While including these on a daily basis would be very difficult – and attempts to do so in France have led to wild fluctuations in daily totals that make trends harder to discern – these additional deaths should be factored in; and the provisional nature of the daily figures made clear at the daily press briefings.

With many of the most vulnerable elderly people in particular pre-triaged not to take up hospital beds and reports of significant spread of infections within Care Homes – where staff are even less likely to have proper PPE than front line medics – this gap could well grow in the next week.

The rate at which the UK and US are taking an increasing share of the daily deaths can be seen here in the FT.  https://www.ft.com/coronavirus-latest.

My next post will look at these death rates per capita.

 

 

 

US and UK death rates stand out.

chart

This graph shows the totals of reported global deaths for April 10th. With the usual caveats that many places in the developing world may be under reporting – the figures for the USA and UK stand out starkly. One in three of all reported deaths in the USA. One in six in the UK.

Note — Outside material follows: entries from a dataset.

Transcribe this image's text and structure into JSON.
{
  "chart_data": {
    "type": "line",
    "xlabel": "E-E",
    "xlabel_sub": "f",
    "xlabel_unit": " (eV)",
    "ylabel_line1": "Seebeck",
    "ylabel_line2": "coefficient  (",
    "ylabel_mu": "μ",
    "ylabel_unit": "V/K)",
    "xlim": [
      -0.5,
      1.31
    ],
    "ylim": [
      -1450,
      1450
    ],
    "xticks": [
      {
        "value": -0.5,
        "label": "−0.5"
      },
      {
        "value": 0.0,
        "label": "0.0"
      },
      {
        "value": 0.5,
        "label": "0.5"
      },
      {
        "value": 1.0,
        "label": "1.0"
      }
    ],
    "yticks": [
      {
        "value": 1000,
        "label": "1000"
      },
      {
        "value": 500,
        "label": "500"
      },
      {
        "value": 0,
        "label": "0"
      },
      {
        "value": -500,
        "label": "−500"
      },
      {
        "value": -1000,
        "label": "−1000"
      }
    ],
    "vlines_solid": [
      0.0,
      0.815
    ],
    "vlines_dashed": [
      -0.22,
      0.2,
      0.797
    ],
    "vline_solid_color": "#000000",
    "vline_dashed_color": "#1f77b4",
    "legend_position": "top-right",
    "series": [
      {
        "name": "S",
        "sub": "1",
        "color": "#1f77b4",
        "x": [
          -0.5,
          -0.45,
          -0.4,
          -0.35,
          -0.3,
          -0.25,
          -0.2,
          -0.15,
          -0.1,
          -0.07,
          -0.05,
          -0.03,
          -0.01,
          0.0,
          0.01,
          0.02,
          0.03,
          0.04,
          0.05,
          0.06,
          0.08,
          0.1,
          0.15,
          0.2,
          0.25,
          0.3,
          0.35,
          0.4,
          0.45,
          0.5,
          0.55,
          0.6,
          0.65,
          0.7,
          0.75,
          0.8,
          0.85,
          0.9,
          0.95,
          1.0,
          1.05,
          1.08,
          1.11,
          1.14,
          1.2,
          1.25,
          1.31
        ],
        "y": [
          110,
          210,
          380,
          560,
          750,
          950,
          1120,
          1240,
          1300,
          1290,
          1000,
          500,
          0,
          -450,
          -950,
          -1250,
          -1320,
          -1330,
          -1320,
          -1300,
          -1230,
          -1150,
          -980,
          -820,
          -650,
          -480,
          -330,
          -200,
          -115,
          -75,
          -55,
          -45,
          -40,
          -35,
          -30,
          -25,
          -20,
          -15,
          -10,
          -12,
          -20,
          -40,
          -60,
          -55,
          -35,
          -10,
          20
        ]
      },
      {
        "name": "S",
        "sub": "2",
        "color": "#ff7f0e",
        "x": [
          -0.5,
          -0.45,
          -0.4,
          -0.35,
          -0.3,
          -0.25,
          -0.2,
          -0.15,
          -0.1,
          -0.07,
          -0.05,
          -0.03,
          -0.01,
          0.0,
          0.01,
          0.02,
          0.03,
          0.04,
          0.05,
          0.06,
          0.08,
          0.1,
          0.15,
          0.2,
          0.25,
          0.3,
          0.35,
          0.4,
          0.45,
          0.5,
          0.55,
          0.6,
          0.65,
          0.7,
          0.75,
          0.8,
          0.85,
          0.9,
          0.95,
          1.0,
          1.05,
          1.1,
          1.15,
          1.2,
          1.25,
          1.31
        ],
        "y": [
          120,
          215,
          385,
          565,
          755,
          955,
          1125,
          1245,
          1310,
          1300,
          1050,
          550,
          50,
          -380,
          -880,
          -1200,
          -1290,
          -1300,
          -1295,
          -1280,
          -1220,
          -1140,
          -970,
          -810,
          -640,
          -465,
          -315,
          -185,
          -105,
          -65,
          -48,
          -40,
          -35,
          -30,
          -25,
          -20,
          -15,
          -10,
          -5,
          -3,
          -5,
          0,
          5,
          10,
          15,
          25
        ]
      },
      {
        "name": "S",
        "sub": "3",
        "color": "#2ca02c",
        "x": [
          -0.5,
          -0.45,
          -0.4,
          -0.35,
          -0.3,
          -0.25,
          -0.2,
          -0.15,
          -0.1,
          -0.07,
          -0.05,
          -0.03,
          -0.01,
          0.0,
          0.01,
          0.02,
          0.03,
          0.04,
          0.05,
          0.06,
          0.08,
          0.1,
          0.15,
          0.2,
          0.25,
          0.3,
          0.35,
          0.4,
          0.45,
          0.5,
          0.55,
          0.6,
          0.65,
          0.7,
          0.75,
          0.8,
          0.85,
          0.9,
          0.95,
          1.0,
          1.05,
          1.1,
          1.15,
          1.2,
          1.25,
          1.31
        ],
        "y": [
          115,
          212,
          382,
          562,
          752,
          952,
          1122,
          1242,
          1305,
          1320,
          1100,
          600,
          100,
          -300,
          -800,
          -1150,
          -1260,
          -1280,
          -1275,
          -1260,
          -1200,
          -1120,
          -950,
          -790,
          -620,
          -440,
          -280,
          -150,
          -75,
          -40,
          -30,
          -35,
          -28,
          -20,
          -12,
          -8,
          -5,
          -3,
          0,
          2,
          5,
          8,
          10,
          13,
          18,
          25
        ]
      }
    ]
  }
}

UK daily figures only include deaths in hospital, not those at home or in Care Homes; so the actual figures will be worse; probably significantly so. The Office for National Statistics will be updating these on Tuesday, so I will do another graph to take that into account then.

Three things to note.

  • The number of deaths in China on 10 April was zero.
  • With the UK death rate projected by the IHME (1) to hit a peak on April 17th with 1 674 deaths on that day, this is not a time to be prioritising talk of “exit strategies”.
  • Those concerened with these should be studying the Chinese experience of cranking society back into life – as the only country that has began to do so an a large scale.